He looked down self-consciously at the blanket draped over a stiff cage that covered his mangled lower half. “Yeah. Ain’t much down there but they say I’ll have it all back eventually.” He forced a wan smile.
“Not many men have come back from the brink like that.”
“I don’t quit.” He licked his lips. “I hear you were the one who found me.”
“Almost too late.”
“But at least you looked. Thanks, Top.”
She shrugged. “I’d do it for any of my people.”

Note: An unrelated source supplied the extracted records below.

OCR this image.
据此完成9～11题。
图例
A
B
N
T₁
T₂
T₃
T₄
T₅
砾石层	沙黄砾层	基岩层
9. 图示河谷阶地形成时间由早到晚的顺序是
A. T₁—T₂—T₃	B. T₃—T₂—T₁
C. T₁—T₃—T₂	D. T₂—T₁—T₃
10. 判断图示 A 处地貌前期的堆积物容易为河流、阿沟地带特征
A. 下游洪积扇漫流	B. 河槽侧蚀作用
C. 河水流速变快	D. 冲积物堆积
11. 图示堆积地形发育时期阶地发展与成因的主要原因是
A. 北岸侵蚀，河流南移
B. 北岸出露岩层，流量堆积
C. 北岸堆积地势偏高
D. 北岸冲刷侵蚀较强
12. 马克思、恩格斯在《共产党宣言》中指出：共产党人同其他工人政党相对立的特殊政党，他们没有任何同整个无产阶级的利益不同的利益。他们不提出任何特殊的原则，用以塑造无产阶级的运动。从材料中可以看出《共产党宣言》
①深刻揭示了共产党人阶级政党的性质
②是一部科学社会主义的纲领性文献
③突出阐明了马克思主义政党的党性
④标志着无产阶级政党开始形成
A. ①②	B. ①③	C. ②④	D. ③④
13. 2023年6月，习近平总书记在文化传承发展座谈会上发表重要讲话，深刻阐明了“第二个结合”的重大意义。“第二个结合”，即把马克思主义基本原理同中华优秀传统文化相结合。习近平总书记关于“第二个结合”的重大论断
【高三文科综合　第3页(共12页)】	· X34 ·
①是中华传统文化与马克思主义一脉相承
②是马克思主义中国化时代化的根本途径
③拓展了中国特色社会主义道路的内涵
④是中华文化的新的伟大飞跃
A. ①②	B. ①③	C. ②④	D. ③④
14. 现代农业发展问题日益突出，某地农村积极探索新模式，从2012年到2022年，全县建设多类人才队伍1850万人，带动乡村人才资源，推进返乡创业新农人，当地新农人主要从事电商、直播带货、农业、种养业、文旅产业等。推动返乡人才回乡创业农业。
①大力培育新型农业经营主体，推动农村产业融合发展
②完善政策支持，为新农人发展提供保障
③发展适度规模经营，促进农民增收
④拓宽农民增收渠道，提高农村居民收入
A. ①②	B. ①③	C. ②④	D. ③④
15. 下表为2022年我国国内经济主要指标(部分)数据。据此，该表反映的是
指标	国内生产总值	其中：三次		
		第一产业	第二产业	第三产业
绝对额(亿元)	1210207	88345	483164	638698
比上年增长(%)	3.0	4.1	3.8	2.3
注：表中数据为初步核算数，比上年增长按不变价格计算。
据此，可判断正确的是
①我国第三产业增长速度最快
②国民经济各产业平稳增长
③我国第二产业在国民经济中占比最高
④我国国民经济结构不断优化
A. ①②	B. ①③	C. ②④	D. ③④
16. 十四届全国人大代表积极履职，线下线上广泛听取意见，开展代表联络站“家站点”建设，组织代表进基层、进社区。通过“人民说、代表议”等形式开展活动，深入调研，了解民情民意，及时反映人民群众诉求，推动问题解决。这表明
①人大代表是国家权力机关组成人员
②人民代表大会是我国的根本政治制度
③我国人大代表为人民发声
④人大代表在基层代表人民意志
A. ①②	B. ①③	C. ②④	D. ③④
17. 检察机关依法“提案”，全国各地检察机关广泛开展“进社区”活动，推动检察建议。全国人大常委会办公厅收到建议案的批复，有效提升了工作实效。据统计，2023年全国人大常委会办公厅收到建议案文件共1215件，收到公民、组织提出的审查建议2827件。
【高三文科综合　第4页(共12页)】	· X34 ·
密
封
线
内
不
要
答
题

“Am I your people?” He put his head back, closed his eyes. “Just one big happy freakin’ family.” What slight enthusiasm he had displayed drained away.
Jill stared at him for along time, puzzled. “I’d never have figured you for this attitude, though. I’m sorry I didn’t find you earlier, but no one could have saved your piece parts. Anyway, in a few months you’ll be fine, good as new.”
“You’re a bitch,” Swede said without heat.
Nonplussed, Jill crossed her arms. “So they say. What’s up your ass?”
“They’ve got this new nano stuff. They wanted volunteers. I had a chance to be a cybercommando but now I’ve got this damned Eden Plague.”
“You’d be a dead volunteer if you hadn’t.”
“I know that. Doesn’t make it better. Now I’m just going to be a good little boy. That’s how you like ‘em, right?” Bitter.
Jill shrugged again, ignoring the jab, the slam on her fiancé Rick. “What’s done is done. Snap out of it, Marine. Besides, you can always try to make the switch, but think of what you’re giving up.”
“What? Make what switch?”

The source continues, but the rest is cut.